Almost eight in 10 residents responding to a consultation over plans for new stations at Darlaston and Willenhall on the Walsall to Wolverhampton line want the designs for the stations to reflect the Black Country's industrial heritage, perhaps through artwork or architectural features.
Mayor of the West Midlands Andy Street has promised to give the public's ideas "careful consideration".
Many also suggested inspiration could be taken from Willenhall's role as the traditional home of Britain's lock making industry. There were up to 340 lock-making businesses and workshops in the town during the mid-19thCentury.
Other key findings were:
West Midlands Rail Executive (WMRE), Transport for the West Midlands (TfWM) and rail industry partners including Network Rail and West Midlands Railways plan to bring passenger services back to Willenhall and Darlaston for the first time since 1965.
The new stations will be served by two trains per hour, one from Wolverhampton to Birmingham New Street and the other between Walsall and Wolverhampton.
Parking is proposed for approximately 150 cars at Willenhall and 300 cars at Darlaston.
Mayor of the West Midlands Andy Street said: "These stations will be at the heart of their communities and we want people to be proud of them.
"The stations will not only provide residents with easier and faster links to Walsall, Wolverhampton and Birmingham, but also help unlock land for industrial, commercial and housing development.

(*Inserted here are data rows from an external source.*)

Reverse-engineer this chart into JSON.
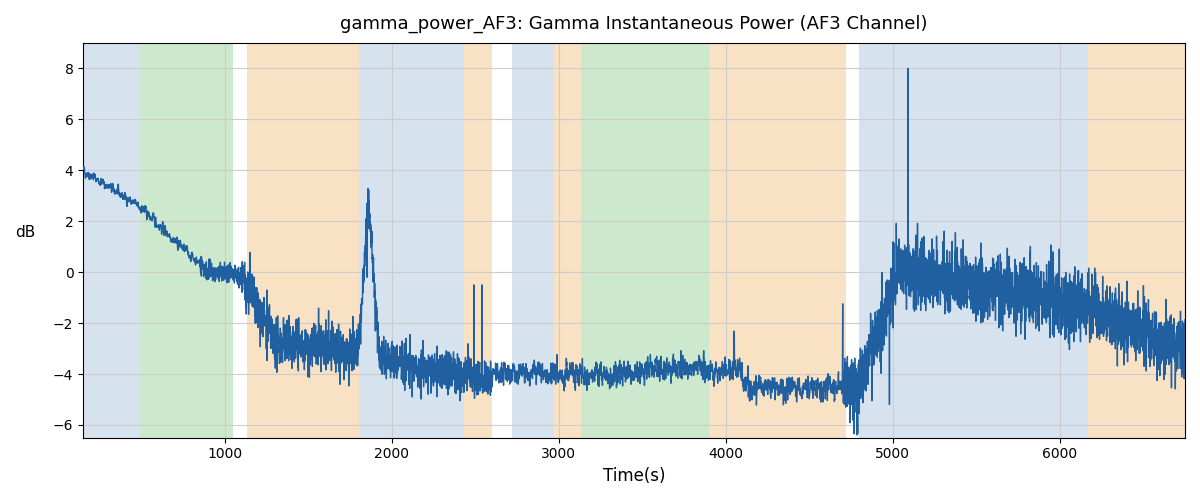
{
  "title": "gamma_power_AF3: Gamma Instantaneous Power (AF3 Channel)",
  "xlabel": "Time(s)",
  "ylabel": "dB",
  "xlim": [
    150,
    6750
  ],
  "ylim": [
    -6.5,
    9.0
  ],
  "yticks": [
    -6,
    -4,
    -2,
    0,
    2,
    4,
    6,
    8
  ],
  "xticks": [
    1000,
    2000,
    3000,
    4000,
    5000,
    6000
  ],
  "line_color": "#2060a0",
  "line_width": 1.0,
  "background_color": "#ffffff",
  "grid_color": "#cccccc",
  "bg_regions": [
    {
      "xstart": 150,
      "xend": 490,
      "color": "#aec8e0",
      "alpha": 0.5
    },
    {
      "xstart": 490,
      "xend": 1050,
      "color": "#90d090",
      "alpha": 0.45
    },
    {
      "xstart": 1050,
      "xend": 1130,
      "color": "#ffffff",
      "alpha": 0.0
    },
    {
      "xstart": 1130,
      "xend": 1800,
      "color": "#f5c992",
      "alpha": 0.55
    },
    {
      "xstart": 1800,
      "xend": 2430,
      "color": "#aec8e0",
      "alpha": 0.5
    },
    {
      "xstart": 2430,
      "xend": 2600,
      "color": "#f5c992",
      "alpha": 0.55
    },
    {
      "xstart": 2600,
      "xend": 2720,
      "color": "#ffffff",
      "alpha": 0.0
    },
    {
      "xstart": 2720,
      "xend": 2970,
      "color": "#aec8e0",
      "alpha": 0.5
    },
    {
      "xstart": 2970,
      "xend": 3130,
      "color": "#f5c992",
      "alpha": 0.55
    },
    {
      "xstart": 3130,
      "xend": 3900,
      "color": "#90d090",
      "alpha": 0.45
    },
    {
      "xstart": 3900,
      "xend": 4720,
      "color": "#f5c992",
      "alpha": 0.55
    },
    {
      "xstart": 4720,
      "xend": 4800,
      "color": "#ffffff",
      "alpha": 0.0
    },
    {
      "xstart": 4800,
      "xend": 6170,
      "color": "#aec8e0",
      "alpha": 0.5
    },
    {
      "xstart": 6170,
      "xend": 6750,
      "color": "#f5c992",
      "alpha": 0.55
    }
  ],
  "seed": 42,
  "time_start": 150,
  "time_end": 6750,
  "total_points": 6600
}
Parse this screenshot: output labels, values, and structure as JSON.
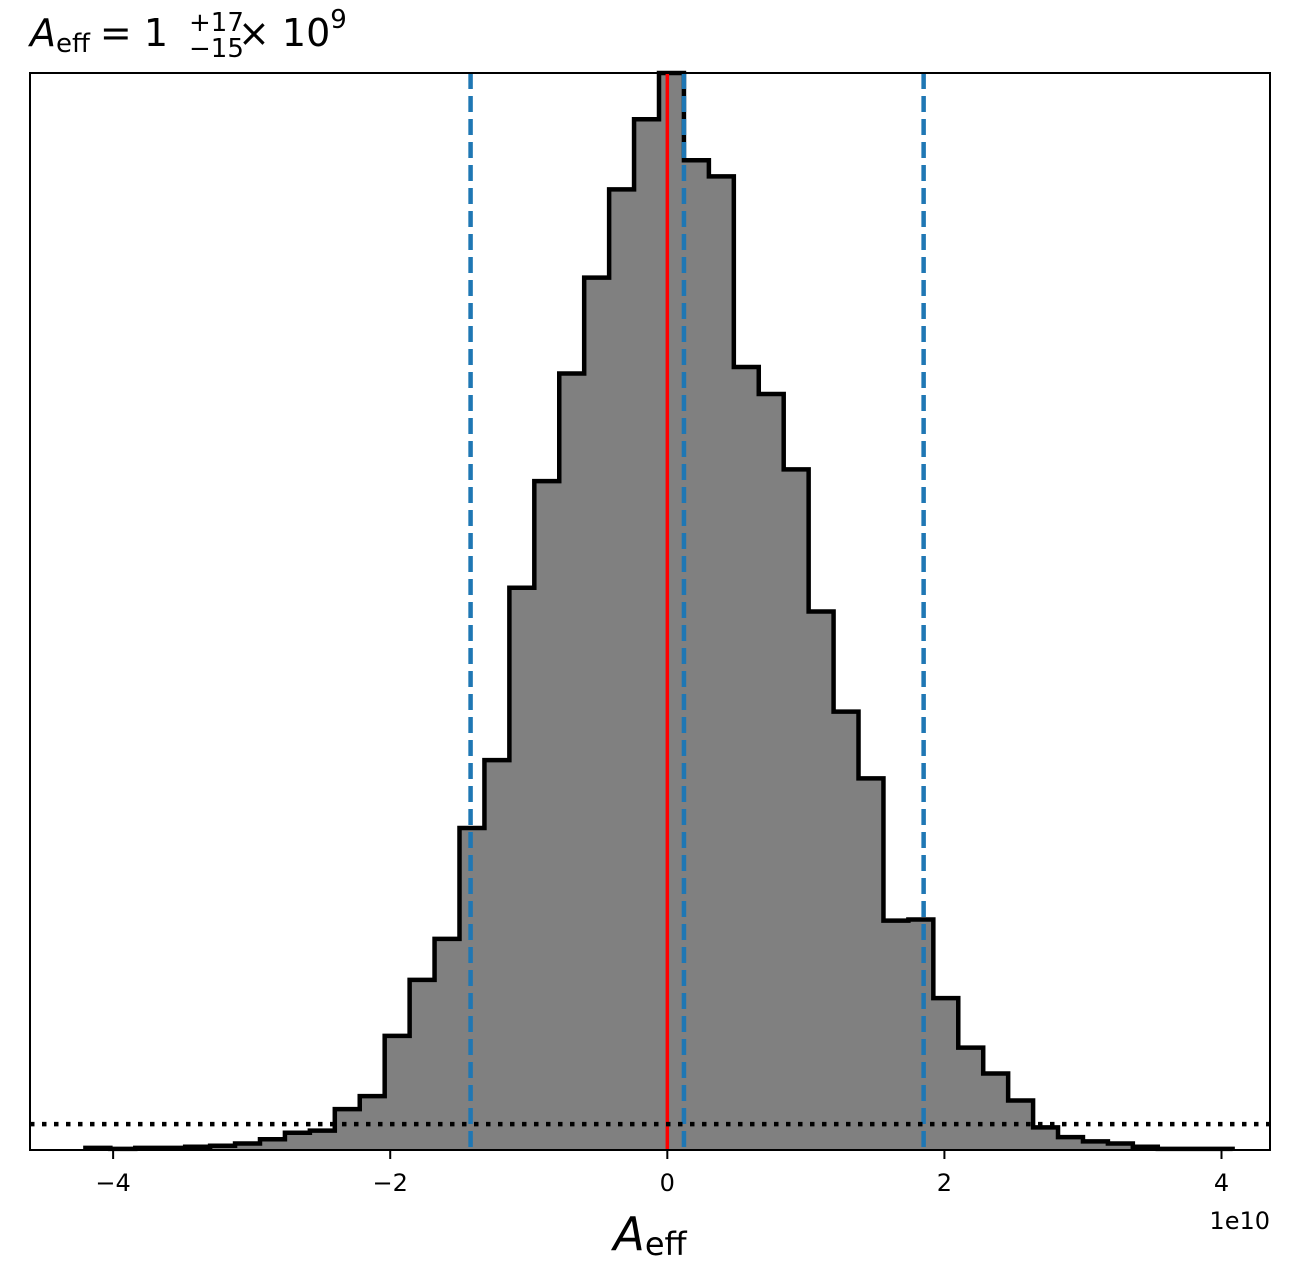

"I would like to thank those who responded for their support and their fantastic ideas and we will give them careful consideration as the plans develop."
Cllr Roger Lawrence, chair of the WMRE and leader of the City of Wolverhampton Council, said: "The reopening of stations at Darlaston and Willenhall has been long awaited and we are delighted at the feedback from residents.
"It is just one of many infrastructure projects being planned or underway as the region's rail network evolves and expands to better connect people, communities and businesses."
Simon Neilson, executive director for economy & environment at Walsall Council said: "I'd also like to thank everyone who contributed to the consultation.
"This project is all about looking to the future but I'm heartened that so many people have suggested reflecting the borough's proud industrial heritage in the designs."
The plans will now be further developed following the consultation and planning applications submitted later this year. Work will start on site next year with trains running by the end of 2021.